It can be hard to tell who the film expects us to sympathize with. At certain points everyone on screen will become sympathetic, but often that is due only to their station. We sympathize with the parents because they have lost their children, but the film points out that they would not have lost their children had they been paying attention to them. We root for the cops because we want Becker stopped, but they behave thuggishly and with an entitled snobbery that is continually offputting. Our sympathies grow for the criminals, as we see how the cops mistreat them in their search for Becker, but the film never shies away from letting us know these are not good men. The only ones to really escape any sort of blame are the beggars, who have made their abandonment from society a mutual affair, with their own separate society and their own governmental systems.

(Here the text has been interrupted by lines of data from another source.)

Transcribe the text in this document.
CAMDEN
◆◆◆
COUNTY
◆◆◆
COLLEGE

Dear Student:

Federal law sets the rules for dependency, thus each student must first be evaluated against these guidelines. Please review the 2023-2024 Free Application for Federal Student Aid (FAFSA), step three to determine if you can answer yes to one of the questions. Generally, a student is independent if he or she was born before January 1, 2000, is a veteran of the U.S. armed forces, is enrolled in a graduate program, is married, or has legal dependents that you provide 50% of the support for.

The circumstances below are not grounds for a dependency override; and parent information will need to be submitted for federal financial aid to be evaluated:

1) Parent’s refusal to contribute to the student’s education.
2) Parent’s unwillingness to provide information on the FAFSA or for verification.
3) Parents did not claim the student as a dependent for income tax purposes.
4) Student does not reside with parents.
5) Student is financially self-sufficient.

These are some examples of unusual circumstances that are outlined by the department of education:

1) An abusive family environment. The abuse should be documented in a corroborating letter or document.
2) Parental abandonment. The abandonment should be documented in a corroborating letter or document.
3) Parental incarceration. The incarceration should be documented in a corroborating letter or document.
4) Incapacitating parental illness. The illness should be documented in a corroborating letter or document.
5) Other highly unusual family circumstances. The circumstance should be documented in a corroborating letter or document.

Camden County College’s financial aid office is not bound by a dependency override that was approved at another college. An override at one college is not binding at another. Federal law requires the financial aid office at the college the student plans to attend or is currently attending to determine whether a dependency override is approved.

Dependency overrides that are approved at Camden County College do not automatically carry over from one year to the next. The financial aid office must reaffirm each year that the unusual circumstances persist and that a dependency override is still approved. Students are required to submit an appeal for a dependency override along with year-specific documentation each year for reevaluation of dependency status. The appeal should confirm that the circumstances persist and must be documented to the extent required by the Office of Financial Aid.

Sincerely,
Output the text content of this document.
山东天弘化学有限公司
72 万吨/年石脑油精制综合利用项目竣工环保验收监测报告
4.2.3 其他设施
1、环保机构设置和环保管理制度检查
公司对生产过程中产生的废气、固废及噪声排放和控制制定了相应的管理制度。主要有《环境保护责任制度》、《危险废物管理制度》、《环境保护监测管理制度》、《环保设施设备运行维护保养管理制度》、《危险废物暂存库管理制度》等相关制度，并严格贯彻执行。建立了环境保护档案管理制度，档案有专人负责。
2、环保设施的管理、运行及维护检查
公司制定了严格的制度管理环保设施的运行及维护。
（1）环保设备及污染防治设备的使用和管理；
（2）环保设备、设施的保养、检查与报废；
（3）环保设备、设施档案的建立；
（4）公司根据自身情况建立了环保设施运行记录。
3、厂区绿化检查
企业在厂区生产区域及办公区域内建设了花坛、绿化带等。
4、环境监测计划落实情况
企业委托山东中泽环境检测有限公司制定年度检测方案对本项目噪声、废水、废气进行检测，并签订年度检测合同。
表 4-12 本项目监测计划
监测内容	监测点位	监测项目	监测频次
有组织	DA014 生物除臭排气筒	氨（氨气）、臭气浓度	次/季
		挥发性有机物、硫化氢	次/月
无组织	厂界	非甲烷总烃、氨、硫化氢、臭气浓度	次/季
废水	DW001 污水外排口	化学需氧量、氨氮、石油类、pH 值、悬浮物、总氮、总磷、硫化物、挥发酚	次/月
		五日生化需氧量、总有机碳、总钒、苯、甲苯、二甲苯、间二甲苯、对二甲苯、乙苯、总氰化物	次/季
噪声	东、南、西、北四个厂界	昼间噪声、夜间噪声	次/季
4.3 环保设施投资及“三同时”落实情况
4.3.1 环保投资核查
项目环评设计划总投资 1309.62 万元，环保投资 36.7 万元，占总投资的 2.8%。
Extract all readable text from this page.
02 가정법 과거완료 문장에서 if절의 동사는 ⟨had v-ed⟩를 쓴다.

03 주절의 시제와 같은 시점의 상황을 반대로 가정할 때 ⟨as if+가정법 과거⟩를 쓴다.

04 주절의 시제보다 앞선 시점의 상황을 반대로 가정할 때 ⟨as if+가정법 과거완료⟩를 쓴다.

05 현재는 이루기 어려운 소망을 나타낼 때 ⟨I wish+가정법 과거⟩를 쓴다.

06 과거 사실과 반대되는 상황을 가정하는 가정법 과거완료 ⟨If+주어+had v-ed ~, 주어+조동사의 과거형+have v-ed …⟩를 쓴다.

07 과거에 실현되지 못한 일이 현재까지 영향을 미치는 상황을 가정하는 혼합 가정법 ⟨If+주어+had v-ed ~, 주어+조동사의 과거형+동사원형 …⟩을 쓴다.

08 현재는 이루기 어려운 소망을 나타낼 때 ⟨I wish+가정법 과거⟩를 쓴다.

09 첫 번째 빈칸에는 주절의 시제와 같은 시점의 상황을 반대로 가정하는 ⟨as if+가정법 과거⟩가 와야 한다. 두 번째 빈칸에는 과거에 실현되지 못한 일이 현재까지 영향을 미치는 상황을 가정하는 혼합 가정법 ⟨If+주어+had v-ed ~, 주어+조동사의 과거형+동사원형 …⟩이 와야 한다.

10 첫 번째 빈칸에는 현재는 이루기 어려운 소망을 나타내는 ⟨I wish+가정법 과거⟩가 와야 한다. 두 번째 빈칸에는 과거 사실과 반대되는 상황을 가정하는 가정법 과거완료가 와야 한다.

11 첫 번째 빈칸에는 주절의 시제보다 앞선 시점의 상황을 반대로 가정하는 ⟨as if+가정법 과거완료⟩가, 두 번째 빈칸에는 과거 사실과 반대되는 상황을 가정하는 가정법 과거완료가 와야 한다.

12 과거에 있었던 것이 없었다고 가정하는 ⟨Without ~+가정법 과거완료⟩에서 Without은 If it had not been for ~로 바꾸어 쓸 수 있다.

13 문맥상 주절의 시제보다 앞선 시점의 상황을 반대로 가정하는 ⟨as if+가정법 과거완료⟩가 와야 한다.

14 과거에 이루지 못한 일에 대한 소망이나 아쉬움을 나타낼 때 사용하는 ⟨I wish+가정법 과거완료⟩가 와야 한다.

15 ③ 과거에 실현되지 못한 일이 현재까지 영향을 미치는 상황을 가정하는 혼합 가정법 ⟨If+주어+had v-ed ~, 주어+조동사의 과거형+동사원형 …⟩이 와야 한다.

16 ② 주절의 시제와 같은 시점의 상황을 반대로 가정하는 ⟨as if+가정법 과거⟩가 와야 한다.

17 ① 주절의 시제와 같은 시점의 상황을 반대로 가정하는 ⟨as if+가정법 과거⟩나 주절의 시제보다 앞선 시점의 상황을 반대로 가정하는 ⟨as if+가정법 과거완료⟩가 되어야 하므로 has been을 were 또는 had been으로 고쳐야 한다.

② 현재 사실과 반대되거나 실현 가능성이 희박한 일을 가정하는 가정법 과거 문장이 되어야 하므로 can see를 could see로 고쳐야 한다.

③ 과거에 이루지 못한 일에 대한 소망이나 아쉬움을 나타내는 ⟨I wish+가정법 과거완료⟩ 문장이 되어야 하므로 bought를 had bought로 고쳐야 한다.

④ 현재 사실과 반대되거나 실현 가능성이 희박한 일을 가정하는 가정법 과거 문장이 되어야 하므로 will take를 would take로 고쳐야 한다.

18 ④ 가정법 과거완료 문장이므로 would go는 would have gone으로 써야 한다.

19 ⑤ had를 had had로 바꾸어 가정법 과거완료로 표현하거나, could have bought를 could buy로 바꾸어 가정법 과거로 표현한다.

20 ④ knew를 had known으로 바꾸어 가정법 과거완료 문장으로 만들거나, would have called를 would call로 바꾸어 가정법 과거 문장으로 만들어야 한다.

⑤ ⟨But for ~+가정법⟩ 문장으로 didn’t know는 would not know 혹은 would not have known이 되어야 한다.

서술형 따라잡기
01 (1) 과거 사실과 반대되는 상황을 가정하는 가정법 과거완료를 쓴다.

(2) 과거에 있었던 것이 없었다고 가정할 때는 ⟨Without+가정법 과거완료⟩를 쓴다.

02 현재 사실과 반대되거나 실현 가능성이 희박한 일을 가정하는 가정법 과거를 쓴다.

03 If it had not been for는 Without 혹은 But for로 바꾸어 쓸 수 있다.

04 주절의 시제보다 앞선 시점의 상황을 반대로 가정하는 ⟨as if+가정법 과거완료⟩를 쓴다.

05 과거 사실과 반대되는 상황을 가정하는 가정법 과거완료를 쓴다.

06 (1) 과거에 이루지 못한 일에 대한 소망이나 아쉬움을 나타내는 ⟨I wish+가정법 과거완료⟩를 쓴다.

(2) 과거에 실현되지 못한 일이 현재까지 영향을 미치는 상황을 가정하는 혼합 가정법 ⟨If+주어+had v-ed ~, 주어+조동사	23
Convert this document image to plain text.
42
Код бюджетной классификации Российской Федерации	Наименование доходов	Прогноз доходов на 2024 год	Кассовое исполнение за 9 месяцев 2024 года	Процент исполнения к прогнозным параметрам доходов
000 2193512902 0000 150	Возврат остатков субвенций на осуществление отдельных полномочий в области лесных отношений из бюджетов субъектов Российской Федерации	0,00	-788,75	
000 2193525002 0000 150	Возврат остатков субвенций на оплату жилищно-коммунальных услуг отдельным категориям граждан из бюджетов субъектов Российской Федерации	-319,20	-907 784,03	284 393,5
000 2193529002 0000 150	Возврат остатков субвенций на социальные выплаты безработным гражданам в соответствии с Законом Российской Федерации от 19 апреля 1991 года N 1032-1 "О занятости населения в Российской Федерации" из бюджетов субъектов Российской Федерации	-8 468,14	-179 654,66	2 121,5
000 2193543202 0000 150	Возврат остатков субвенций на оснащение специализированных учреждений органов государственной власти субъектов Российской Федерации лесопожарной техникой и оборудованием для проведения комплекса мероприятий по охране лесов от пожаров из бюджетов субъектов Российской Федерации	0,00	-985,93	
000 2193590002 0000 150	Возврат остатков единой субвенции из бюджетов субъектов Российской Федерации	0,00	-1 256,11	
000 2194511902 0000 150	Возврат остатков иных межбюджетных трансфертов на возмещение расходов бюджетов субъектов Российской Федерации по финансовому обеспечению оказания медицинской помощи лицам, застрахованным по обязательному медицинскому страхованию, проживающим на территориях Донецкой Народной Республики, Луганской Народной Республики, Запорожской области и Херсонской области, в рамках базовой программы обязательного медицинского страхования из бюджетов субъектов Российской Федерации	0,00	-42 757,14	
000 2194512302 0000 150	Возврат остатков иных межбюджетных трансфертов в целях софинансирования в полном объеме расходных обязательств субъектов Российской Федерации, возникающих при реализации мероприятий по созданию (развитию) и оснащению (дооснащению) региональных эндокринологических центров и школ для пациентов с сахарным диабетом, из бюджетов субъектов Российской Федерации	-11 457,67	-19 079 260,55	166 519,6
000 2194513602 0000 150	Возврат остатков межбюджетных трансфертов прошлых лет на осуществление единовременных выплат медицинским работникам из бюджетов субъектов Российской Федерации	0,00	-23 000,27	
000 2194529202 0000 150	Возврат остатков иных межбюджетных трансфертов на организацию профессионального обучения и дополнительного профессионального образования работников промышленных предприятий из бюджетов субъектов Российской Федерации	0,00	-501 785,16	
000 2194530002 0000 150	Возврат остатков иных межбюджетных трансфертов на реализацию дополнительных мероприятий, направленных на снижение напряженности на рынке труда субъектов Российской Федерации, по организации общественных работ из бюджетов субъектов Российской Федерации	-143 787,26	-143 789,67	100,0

In my initial conception, I believe that the scenes concerning the plans of the cops, and the plans of the criminals, with their symmetrically framed smoke-filled rooms and speeches that echo each other, represent the shadowy forces that conspire to focus on a highly visible threat so that they may pursue their true ambitions without public scrutiny. The Public, with their tendency to fire-and-pitchfork witch hunts and mob mentality, represents a population eager to allow that subterfuge in exchange for a sense of security. That's a notion that would have seemed powerful in the early thirties, and it's surprising that the nazi censors let it pass. It's also an idea that should seem pretty powerful to modern audiences.